Right = new Plane(RightVerts[0], NormalRight);
Left = new Plane(LeftVerts[0], NormalLeft);
Top = new Plane(TopVerts[0], NormalTop);
Bottom = new Plane(BottomVerts[0], NormalBottom);
}

///<summary>
///Find the triangle that best matches the provided normal, and return it
///</summary>
Vector3[] GetFaceAligned(Vector3[] vertices, int[] triangles, Vector3[] normals, Vector3 bestNormal) {
int winner = -1;
float winningDot = System.Single.NegativeInfinity;

for(int i = 0; i < triangles.Length; i += 3) {
Vector3 normal = (normals[triangles[i]] + normals[triangles[i+1]] + normals[triangles[i+2]])/3f;
float dot = Vector3.Dot(normal, bestNormal);

if(dot > winningDot) {
winningDot = dot;
winner = i;
}
}

return new Vector3[3]{
vertices[triangles[winner]],
vertices[triangles[winner + 1]],
vertices[triangles[winner + 2]]
};
}

// Update is called once per frame
void OnTriggerStay (Collider c) {
Vector3 pos = transform.InverseTransformPoint(manager.robot.transform.position);
float distance = Mathf.Min(Bottom.GetDistanceToPoint(pos),
Mathf.Min(Top.GetDistanceToPoint(pos),
Mathf.Min(Left.GetDistanceToPoint(pos),
Right.GetDistanceToPoint(pos))));
Debug.Log(distance);
}
}


That said, what I do is compare each triangle's effective normal to the direction I'm looking for, and select the one that has the highest (and most congruent) dot product.

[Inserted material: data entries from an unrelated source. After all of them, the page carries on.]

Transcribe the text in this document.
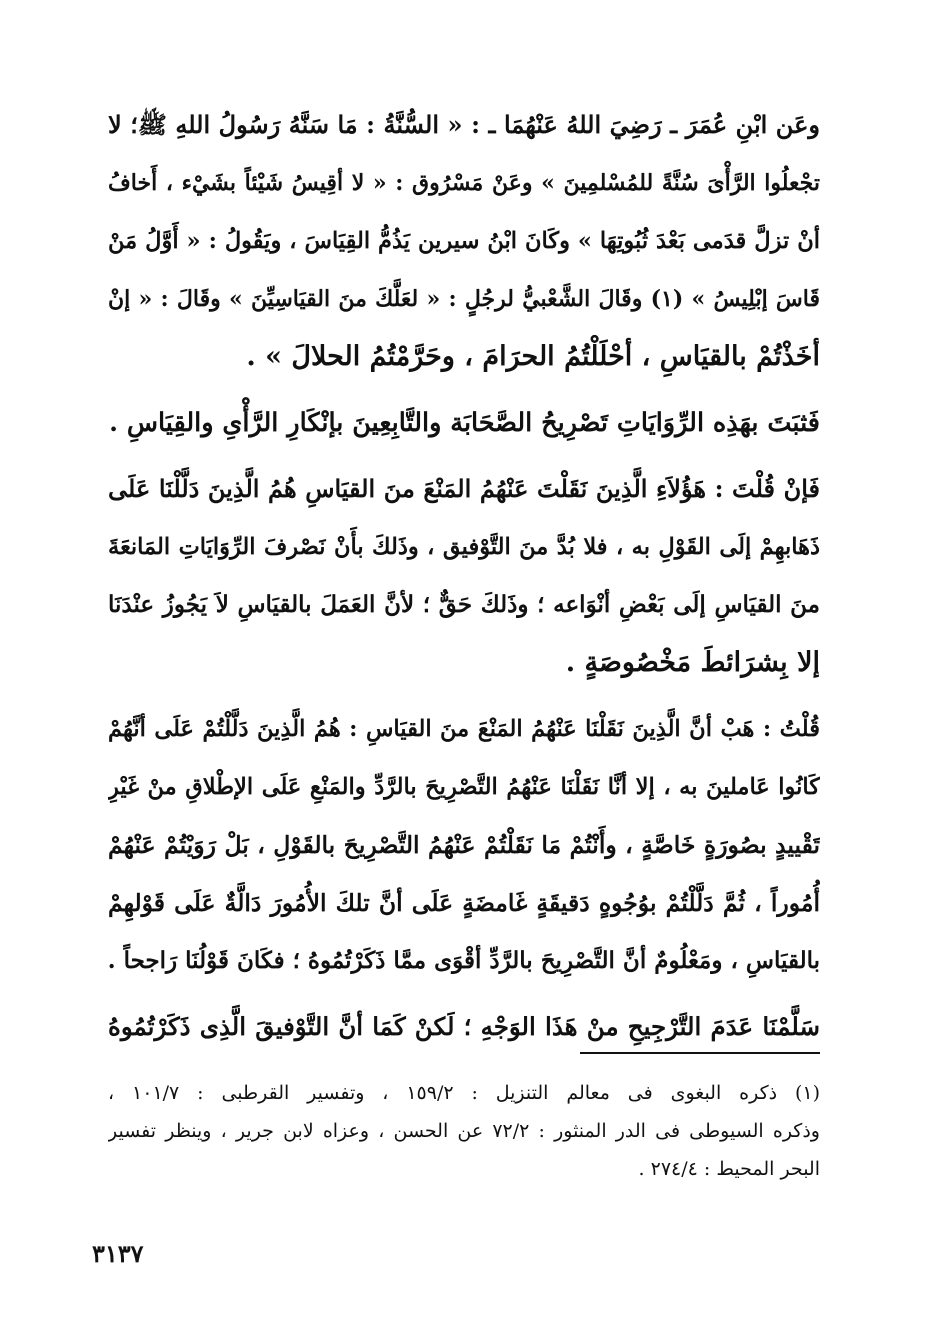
وعَن ابْنِ عُمَرَ ـ رَضِيَ اللهُ عَنْهُمَا ـ : « السُّنَّةُ : مَا سَنَّهُ رَسُولُ اللهِ ﷺ؛ لا
تجْعلُوا الرَّأْىَ سُنَّةً للمُسْلمِينَ » وعَنْ مَسْرُوق : « لا أقِيسُ شَيْئاً بشَيْء ، أَخافُ
أنْ تزلَّ قدَمى بَعْدَ ثُبُوتِهَا » وكَانَ ابْنُ سيرين يَذُمُّ القِيَاسَ ، ويَقُولُ : « أَوَّلُ مَنْ
قَاسَ إبْلِيسُ » (١) وقَالَ الشَّعْبيُّ لرجُلٍ : « لعَلَّكَ منَ القيَاسِيِّنَ » وقَالَ : « إنْ
أخَذْتُمْ بالقيَاسِ ، أحْلَلْتُمُ الحرَامَ ، وحَرَّمْتُمُ الحلالَ » .
فَثبَتَ بهَذِه الرِّوَايَاتِ تَصْرِيحُ الصَّحَابَة والتَّابِعِينَ بإنْكَارِ الرَّأْىِ والقِيَاسِ .
فَإنْ قُلْتَ : هَؤُلاَءِ الَّذِينَ نَقَلْتَ عَنْهُمُ المَنْعَ منَ القيَاسِ هُمُ الَّذِينَ دَلَّلْنَا عَلَى
ذَهَابهِمْ إلَى القَوْلِ به ، فلا بُدَّ منَ التَّوْفيق ، وذَلكَ بأَنْ نَصْرفَ الرِّوَايَاتِ المَانعَةَ
منَ القيَاسِ إلَى بَعْضِ أنْوَاعه ؛ وذَلكَ حَقٌّ ؛ لأنَّ العَمَلَ بالقيَاسِ لاَ يَجُوزُ عنْدَنَا
إلا بِشرَائطَ مَخْصُوصَةٍ .
قُلْتُ : هَبْ أنَّ الَّذِينَ نَقَلْنَا عَنْهُمُ المَنْعَ منَ القيَاسِ : هُمُ الَّذِينَ دَلَّلْتُمْ عَلَى أنَّهُمْ
كَانُوا عَاملينَ به ، إلا أنَّا نَقَلْنَا عَنْهُمُ التَّصْرِيحَ بالرَّدِّ والمَنْعِ عَلَى الإطْلاقِ منْ غَيْرِ
تَقْييدٍ بصُورَةٍ خَاصَّةٍ ، وأَنْتُمْ مَا نَقَلْتُمْ عَنْهُمُ التَّصْرِيحَ بالقَوْلِ ، بَلْ رَوَيْتُمْ عَنْهُمْ
أُمُوراً ، ثُمَّ دَلَّلْتُمْ بوُجُوهٍ دَقيقَةٍ غَامضَةٍ عَلَى أنَّ تلكَ الأُمُورَ دَالَّةٌ عَلَى قَوْلهِمْ
بالقيَاسِ ، ومَعْلُومٌ أنَّ التَّصْرِيحَ بالرَّدِّ أقْوَى ممَّا ذَكَرْتُمُوهُ ؛ فكَانَ قَوْلُنَا رَاجحاً .
سَلَّمْنَا عَدَمَ التَّرْجِيحِ منْ هَذَا الوَجْهِ ؛ لَكنْ كَمَا أنَّ التَّوْفيقَ الَّذِى ذَكَرْتُمُوهُ
(١) ذكره البغوى فى معالم التنزيل : ١٥٩/٢ ، وتفسير القرطبى : ١٠١/٧ ،
وذكره السيوطى فى الدر المنثور : ٧٢/٢ عن الحسن ، وعزاه لابن جرير ، وينظر تفسير
البحر المحيط : ٢٧٤/٤ .
٣١٣٧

This would be the one that "best" faces that direction.

Since all a plane needs is three vertices and a normal, and in this instance either normal would work, all I have to do to get a plane is take the cross product of two vectors along the triangle.

Plane has a convenient GetDistanceToPoint method which will provide the distance to a Vector3 to me. To determine the shortest path out, or at least, its length, all I have to do is take the minimum.

Looking back, there is easily a better way to find the minimum of four items... but this works well as a P.o.C.

@DMGregory also pointed out that I'm effectively, at least in this instance, trying to find the distance to the edge of a 2D trapezoid; but this might not always be true for this project. (We'll see.) I hope this helps someone.